Ne s’est-elle point nommée ?


Brigite.

Nommée !… non… et à dire vrai, je n’avons pas pensé à lui demander son nom. J’avons lu celui qu’elle portait sur sa figure… pauvreté et misère ; et cela nous a suffi.


Erman.

Vous avez raison : il n’en faut pas davantage.

(s’approchant de Wilhelmine qui est restée toujours dans la même situation.)

Ma bonne femme… vous paraissez bien incommodée ?… Peut-on, sans indiscrétion, vous demander qui vous êtes ?

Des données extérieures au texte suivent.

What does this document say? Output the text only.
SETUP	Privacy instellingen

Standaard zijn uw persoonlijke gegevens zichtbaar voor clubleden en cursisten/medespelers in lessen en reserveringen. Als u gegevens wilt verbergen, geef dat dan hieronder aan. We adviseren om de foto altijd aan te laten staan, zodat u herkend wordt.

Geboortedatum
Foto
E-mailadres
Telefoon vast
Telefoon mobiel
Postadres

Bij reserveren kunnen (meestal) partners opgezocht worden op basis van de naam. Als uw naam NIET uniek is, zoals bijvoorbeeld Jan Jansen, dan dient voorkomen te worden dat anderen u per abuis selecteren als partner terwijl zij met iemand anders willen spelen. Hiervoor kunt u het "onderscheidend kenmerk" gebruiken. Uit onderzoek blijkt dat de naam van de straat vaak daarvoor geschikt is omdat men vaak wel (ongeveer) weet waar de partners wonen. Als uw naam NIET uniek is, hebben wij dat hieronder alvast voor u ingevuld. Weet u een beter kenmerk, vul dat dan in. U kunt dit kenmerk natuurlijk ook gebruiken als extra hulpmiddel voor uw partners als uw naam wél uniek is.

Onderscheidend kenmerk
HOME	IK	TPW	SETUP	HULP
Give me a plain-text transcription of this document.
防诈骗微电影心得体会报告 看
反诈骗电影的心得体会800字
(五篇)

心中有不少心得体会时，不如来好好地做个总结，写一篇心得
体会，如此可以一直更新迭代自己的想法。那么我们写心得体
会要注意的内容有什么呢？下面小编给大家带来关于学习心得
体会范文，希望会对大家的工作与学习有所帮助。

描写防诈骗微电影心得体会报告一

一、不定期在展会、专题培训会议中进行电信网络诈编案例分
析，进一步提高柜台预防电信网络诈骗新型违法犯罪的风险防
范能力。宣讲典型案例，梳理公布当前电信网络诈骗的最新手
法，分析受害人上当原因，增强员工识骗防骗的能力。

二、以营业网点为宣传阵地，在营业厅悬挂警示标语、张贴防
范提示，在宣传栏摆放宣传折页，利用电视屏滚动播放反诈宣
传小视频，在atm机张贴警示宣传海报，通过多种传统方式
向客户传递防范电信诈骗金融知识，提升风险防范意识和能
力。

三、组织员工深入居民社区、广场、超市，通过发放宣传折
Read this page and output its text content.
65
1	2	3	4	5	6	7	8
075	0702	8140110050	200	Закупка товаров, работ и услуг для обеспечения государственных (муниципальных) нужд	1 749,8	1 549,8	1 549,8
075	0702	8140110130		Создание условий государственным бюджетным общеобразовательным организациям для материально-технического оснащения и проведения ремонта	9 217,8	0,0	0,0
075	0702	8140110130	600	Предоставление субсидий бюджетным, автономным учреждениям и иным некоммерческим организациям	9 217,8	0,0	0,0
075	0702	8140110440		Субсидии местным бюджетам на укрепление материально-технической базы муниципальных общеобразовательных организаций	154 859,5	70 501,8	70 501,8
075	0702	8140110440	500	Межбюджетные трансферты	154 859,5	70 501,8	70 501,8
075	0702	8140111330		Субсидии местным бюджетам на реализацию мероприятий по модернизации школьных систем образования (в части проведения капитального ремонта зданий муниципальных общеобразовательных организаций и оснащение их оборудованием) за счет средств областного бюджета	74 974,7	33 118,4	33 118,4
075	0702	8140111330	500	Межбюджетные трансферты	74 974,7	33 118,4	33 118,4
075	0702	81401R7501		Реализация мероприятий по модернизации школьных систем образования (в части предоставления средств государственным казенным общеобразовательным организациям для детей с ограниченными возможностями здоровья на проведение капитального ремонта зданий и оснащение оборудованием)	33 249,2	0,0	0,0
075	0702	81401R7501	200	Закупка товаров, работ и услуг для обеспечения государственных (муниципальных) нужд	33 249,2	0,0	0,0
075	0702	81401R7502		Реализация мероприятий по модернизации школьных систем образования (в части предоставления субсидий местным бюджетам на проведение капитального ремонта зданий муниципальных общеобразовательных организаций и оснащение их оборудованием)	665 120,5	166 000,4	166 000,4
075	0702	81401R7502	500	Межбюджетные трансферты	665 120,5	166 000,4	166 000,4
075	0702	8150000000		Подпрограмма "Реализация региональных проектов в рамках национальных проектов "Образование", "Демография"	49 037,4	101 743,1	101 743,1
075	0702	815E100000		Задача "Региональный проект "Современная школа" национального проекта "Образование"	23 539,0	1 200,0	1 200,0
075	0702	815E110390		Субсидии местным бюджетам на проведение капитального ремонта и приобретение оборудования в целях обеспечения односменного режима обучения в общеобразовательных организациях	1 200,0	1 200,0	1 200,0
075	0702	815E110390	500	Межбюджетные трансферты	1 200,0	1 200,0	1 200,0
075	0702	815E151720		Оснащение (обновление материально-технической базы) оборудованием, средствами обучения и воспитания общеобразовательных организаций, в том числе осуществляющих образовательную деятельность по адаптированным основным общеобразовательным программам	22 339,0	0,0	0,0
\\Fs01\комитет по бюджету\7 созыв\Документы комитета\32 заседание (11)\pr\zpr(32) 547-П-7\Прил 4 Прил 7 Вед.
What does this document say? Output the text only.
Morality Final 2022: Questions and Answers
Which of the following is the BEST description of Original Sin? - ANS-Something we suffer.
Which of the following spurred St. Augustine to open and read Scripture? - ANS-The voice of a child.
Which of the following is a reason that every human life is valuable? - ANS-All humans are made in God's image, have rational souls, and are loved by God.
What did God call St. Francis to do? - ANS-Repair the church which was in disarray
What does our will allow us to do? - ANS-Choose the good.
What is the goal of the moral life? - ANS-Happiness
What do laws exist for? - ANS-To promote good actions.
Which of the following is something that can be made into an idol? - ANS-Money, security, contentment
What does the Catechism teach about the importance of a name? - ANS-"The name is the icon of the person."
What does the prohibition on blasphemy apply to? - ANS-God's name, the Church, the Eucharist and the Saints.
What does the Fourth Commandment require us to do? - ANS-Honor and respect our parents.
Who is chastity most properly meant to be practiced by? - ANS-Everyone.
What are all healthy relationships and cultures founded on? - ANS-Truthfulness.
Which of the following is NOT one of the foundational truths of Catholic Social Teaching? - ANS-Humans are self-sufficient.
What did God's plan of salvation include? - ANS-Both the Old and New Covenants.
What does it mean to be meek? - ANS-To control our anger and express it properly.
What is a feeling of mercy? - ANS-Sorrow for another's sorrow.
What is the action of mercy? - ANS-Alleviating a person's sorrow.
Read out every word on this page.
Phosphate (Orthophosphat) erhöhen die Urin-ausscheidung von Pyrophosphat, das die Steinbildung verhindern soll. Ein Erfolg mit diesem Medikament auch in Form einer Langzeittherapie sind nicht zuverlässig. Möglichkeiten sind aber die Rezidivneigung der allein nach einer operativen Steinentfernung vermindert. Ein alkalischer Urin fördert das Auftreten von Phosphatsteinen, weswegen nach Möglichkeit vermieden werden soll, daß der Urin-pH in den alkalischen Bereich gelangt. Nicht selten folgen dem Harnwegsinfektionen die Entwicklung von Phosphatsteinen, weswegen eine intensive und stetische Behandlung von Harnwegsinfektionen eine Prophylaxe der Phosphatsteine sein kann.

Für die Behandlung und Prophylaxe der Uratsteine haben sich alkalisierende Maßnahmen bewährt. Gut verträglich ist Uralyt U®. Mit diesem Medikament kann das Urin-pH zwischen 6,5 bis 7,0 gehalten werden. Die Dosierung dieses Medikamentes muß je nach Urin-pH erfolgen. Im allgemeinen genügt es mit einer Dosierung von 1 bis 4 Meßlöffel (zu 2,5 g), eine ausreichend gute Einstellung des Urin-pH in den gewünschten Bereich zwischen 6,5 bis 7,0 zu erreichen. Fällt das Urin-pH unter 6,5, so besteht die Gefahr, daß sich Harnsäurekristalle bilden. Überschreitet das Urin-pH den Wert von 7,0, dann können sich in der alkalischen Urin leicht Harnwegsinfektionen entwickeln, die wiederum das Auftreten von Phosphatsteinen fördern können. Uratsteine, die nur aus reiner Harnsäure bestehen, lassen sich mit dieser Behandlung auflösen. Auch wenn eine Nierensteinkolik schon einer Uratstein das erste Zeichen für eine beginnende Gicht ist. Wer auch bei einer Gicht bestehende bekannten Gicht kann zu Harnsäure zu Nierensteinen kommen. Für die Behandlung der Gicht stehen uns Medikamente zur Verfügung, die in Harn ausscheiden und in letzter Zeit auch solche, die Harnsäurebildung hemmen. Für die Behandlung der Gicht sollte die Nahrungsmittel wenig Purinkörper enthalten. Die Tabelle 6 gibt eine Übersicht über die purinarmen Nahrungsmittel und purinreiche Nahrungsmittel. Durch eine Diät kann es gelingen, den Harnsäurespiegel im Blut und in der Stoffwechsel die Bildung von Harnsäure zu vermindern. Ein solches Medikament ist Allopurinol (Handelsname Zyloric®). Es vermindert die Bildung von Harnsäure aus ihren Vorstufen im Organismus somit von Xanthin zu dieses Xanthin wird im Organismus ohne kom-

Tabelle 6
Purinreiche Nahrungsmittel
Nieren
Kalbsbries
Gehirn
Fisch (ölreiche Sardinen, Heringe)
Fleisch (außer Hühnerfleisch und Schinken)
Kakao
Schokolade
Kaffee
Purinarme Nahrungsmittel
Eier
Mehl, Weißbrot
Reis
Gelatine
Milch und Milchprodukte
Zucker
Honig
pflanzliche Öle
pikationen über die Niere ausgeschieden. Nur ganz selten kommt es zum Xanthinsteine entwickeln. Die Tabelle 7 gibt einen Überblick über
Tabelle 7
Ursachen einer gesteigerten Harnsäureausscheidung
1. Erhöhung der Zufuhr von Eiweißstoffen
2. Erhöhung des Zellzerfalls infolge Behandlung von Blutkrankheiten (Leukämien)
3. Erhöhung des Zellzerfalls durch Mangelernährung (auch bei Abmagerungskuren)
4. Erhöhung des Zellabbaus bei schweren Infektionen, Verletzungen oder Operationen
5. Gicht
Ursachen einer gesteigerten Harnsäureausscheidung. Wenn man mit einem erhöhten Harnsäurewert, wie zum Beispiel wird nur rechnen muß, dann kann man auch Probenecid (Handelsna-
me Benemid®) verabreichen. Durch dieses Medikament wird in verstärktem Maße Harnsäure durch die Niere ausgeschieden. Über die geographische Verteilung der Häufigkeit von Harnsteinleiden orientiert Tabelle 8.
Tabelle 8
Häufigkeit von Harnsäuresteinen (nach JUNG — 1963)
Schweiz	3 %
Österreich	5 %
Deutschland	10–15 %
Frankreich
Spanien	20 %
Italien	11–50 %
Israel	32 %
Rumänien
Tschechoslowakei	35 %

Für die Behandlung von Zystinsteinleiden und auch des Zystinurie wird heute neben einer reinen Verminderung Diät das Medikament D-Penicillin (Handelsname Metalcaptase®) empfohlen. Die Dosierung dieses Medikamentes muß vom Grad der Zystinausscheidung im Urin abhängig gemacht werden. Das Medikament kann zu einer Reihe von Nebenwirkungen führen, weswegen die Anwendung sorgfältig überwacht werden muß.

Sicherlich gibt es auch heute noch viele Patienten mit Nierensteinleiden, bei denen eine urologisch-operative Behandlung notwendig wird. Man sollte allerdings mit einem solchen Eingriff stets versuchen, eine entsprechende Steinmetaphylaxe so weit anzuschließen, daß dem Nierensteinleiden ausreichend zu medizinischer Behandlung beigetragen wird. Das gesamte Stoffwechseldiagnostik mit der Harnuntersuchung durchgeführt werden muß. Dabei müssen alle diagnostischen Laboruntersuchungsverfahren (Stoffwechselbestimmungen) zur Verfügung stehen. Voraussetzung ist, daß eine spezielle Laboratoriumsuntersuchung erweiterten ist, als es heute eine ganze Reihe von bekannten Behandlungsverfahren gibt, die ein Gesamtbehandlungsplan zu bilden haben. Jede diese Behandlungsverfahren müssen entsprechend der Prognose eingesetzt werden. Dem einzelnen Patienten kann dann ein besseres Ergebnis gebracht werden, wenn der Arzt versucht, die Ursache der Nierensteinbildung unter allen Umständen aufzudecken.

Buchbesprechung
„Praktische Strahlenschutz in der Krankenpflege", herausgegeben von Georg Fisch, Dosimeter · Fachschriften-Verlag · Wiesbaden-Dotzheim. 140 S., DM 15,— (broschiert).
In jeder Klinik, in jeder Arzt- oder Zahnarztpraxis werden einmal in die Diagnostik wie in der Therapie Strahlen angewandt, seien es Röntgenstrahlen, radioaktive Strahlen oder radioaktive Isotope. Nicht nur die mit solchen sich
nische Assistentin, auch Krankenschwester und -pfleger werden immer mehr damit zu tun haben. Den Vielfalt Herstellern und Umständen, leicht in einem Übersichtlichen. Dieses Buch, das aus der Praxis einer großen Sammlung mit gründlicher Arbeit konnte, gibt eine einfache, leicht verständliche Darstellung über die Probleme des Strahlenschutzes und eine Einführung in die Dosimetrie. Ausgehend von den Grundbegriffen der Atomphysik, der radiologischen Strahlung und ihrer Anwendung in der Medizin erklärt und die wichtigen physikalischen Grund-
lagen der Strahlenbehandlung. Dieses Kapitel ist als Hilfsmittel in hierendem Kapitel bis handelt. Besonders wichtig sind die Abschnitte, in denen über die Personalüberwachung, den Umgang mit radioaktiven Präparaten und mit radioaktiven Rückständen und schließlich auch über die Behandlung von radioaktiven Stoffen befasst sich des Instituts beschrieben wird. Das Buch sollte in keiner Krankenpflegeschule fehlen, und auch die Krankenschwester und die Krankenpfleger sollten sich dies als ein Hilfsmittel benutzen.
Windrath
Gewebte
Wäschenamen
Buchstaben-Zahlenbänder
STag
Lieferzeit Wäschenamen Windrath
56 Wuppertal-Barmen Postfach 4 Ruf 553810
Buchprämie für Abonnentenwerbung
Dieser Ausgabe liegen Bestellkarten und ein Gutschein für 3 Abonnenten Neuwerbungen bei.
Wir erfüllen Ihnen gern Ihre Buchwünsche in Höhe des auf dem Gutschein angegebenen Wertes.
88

Wilhelmine, levant les yeux.

Qui je suis !… Ah monsieur ! (regardant autour d’elle) si je pouvais !… si nous étions seuls !


Erman.

Suffit : je vous entends. (à Lucas et Brigite) Mes amis, voudriez-vous bien me laisser entretenir cette femme un moment, en particulier ?


Lucas.

Volontiers… oui… oui… M. le pasteur a raison. Parie qu’il va savoir d’abord comment s’appelle son nom : car enfin faut bien qu’elle en ait un, et qu’elle le dise dà… Allons, Brigite… allons nous-en : laissons les dégoiser ensemble, tant qu’ils voudront. (Ils sortent.)